- Interactive map of Kolalapudi
- Kolalapudi Location in Andhra Pradesh, India
- Coordinates: 15°54′30″N 80°6′00″E﻿ / ﻿15.90833°N 80.10000°E
- Country: India
- State: Andhra Pradesh
- District: Bapatla

Population (2021)
- • Total: 6,500

Languages
- • Official: Telugu
- Time zone: UTC+5:30 (IST)
- PIN: 523261

= Kolalapudi =

Kolalapudi is a village in Martur mandal, Bapatla district in the Indian state of Andhra Pradesh. The village had a population of 6,500 at the 2021 census. Kolalapudi is located 3.0 km from National Highway No. 16. The nearest towns are Chilakaluripet, Addanki, Ongole and Guntur, which are 25 km, 23 km, 50 km and 60 km away from Kolalapudi respectively.

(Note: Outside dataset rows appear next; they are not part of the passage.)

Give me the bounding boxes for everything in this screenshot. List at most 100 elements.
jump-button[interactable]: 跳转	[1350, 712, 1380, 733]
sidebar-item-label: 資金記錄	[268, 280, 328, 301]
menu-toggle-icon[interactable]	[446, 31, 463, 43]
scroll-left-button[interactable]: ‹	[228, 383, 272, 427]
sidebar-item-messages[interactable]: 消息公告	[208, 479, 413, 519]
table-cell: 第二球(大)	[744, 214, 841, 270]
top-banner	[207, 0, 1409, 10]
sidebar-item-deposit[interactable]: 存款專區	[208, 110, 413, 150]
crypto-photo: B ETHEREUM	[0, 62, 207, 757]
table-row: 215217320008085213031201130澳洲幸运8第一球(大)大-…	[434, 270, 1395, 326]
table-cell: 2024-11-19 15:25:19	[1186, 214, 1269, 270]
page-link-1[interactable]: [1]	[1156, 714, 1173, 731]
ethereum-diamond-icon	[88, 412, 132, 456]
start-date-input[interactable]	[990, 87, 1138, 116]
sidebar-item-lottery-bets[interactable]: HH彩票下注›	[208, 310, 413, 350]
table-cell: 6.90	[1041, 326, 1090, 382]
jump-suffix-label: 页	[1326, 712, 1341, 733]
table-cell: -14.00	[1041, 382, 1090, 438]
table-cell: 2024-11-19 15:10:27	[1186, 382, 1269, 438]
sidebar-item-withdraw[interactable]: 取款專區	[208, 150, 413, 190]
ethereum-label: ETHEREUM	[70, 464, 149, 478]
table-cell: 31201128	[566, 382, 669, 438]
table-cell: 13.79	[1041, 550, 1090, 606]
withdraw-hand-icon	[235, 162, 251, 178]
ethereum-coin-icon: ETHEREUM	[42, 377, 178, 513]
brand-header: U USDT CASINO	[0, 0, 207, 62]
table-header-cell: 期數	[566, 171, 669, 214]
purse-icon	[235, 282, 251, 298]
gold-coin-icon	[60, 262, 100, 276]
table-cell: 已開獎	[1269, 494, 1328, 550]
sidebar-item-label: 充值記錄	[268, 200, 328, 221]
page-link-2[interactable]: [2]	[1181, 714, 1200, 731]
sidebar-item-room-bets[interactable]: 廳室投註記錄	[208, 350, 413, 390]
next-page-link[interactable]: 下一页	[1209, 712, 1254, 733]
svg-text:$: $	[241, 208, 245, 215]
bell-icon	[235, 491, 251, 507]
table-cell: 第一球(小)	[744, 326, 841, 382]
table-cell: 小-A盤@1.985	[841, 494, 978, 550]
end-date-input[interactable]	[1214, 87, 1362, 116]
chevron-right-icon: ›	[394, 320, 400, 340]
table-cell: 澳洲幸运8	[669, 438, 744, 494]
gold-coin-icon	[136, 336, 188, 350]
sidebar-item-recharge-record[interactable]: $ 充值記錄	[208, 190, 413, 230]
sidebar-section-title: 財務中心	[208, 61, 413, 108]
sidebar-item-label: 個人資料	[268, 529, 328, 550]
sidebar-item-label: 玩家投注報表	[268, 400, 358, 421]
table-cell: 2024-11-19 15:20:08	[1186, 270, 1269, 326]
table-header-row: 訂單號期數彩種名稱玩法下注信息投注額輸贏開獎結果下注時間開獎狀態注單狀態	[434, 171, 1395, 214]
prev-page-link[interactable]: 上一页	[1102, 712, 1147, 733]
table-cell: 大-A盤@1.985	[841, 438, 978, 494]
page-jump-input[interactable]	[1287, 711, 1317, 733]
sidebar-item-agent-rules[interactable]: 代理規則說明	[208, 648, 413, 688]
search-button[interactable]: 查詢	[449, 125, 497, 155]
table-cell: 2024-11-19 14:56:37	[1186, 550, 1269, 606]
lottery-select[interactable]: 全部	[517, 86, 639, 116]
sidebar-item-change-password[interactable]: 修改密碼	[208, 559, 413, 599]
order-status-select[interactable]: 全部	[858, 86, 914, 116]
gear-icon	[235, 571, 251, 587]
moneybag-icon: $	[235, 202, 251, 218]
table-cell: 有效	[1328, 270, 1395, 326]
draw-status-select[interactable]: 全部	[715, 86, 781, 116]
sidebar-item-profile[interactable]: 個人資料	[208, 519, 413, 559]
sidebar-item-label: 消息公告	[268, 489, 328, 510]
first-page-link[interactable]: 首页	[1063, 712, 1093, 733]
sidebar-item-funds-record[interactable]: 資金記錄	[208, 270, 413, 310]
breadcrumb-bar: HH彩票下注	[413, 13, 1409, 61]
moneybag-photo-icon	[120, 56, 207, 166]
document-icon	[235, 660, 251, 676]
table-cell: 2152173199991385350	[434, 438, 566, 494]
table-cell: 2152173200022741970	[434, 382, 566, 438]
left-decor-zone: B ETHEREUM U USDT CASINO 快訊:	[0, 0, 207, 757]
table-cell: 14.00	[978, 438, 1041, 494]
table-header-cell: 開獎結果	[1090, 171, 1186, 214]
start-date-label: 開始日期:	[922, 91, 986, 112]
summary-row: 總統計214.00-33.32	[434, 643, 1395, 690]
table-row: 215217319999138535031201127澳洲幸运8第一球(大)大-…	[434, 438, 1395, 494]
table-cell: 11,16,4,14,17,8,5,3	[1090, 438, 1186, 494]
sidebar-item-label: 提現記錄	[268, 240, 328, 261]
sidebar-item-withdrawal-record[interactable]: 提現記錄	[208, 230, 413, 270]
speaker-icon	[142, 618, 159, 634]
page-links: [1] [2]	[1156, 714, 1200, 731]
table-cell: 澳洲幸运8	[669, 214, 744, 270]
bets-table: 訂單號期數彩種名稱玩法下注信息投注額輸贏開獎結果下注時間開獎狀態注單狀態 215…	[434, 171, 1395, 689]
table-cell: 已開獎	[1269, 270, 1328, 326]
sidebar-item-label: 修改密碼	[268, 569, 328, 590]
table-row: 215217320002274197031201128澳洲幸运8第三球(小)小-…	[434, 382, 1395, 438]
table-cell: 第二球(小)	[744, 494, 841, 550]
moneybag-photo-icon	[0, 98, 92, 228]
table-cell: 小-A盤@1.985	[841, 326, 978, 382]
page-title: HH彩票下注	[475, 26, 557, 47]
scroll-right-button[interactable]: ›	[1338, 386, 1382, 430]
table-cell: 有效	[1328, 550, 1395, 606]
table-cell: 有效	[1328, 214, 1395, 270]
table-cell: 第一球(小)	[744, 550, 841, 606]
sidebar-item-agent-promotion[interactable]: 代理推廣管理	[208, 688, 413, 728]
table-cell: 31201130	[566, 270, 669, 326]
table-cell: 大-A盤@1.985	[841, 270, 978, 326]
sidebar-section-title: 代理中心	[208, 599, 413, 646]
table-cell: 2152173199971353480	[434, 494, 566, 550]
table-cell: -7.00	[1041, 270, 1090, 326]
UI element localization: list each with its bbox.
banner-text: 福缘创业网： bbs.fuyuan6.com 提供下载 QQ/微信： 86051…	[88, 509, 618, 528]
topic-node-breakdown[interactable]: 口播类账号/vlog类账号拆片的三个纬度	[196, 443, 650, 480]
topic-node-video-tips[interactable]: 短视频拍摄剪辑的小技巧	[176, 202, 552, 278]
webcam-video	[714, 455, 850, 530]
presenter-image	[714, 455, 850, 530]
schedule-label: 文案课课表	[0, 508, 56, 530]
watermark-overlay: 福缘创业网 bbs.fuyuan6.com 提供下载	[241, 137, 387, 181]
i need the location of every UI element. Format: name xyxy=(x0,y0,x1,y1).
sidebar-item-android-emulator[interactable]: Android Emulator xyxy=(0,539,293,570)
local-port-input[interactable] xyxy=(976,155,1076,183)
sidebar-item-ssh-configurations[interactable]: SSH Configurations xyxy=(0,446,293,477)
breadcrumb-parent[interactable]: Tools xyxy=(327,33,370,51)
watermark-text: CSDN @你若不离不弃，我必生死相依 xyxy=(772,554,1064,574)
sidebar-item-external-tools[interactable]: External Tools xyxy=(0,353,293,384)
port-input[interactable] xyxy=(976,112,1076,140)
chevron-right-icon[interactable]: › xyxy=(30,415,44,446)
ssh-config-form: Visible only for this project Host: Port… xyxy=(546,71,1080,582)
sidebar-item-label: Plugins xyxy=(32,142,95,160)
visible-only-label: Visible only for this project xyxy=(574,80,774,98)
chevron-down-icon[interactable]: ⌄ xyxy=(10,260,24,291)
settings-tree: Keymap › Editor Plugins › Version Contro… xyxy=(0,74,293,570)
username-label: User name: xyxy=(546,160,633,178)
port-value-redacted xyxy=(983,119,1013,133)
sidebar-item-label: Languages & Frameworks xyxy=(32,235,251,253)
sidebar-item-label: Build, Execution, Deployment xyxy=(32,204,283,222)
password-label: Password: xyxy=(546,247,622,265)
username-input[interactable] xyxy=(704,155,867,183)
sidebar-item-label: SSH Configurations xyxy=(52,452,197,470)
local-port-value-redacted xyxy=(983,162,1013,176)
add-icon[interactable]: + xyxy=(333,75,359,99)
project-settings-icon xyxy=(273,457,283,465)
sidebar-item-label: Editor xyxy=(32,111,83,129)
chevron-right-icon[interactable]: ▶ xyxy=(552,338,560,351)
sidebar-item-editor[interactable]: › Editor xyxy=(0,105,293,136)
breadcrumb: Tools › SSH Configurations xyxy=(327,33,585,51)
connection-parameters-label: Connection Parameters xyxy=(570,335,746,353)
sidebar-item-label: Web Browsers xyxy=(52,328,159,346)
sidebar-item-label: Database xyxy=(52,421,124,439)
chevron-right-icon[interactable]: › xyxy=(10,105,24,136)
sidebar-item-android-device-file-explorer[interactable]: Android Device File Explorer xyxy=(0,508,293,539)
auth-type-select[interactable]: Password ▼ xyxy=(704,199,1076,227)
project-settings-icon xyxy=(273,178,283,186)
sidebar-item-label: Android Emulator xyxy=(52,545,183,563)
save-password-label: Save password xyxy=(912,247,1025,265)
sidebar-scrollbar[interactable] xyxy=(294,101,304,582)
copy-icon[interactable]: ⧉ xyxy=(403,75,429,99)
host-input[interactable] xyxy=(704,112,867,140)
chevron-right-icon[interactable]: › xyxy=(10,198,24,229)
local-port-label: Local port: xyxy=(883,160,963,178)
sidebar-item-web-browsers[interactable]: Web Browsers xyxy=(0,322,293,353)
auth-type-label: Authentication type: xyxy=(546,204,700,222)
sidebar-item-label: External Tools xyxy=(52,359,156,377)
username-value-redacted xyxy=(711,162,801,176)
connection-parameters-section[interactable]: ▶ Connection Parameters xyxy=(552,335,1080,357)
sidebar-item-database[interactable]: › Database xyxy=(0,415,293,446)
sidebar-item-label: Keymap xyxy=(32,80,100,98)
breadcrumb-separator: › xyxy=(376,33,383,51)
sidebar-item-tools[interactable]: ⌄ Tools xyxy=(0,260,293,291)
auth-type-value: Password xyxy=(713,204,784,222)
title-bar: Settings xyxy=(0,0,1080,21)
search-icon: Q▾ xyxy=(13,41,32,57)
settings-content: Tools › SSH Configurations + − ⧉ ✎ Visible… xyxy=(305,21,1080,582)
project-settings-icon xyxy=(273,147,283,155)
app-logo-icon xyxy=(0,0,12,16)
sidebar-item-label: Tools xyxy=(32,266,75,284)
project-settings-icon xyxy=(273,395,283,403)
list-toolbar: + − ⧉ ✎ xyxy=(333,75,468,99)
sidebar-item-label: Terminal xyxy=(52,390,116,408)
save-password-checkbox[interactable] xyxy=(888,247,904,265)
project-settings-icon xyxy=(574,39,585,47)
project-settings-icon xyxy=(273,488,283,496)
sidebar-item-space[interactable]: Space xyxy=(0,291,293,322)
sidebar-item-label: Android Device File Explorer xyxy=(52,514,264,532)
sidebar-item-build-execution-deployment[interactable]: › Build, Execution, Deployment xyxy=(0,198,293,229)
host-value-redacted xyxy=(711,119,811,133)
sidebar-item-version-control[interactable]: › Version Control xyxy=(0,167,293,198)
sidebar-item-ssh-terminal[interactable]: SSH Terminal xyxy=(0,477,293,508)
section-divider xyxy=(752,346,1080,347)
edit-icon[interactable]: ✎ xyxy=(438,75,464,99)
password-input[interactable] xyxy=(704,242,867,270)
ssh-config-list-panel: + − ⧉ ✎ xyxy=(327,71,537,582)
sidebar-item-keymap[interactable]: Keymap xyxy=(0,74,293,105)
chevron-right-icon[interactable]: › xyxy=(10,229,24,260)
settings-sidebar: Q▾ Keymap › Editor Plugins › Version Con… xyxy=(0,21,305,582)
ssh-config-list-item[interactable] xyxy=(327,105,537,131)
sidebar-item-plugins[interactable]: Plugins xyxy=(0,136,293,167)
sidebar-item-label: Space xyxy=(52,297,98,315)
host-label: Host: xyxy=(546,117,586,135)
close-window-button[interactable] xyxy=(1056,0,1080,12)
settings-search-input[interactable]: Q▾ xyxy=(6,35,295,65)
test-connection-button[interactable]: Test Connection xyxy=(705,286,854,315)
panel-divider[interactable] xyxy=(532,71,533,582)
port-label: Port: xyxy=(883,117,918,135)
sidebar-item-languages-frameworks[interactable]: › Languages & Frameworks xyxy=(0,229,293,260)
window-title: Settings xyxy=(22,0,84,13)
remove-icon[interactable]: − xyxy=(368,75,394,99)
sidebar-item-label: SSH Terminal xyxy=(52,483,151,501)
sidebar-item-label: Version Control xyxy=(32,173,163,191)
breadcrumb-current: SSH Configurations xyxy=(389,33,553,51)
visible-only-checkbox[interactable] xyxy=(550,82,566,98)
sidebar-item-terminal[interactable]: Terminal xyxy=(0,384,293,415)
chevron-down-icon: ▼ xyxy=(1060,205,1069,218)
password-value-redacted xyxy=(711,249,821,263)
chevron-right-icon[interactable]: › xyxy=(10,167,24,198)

Kolalapudi benefited from the irrigation facilities provided by the Nagarjunasagar canals. The fertile irrigated land and the seasonal vegetables farming and milk production were the major sources of prosperity of the village. Kolalapudi is famous for its mangoes and people come from different parts of Andhra Pradesh and Telangana to purchase mangoes. The main crop grown in the village is paddy and many farmers migrate seasonally to various parts of South India to grow paddy and other commercial crops and they return to the home place after harvest and marketing. Eventually Kolalapudi diversified its wealth into business, granites, contracts and higher education. Kolalapudi counts among its natives some well-known farmers and educated people. Many villagers have migrated to other state provinces and also to the foreign countries.

The people in this village worships the goddess named "Gangamma thalli" as Gramadevatha and they do celebrations (Kolupulu) in favour of her every year in Sravana masam.

The geographical calculations say that this mighty hill is the first hill to come to view when seen from the Bay of Bengal.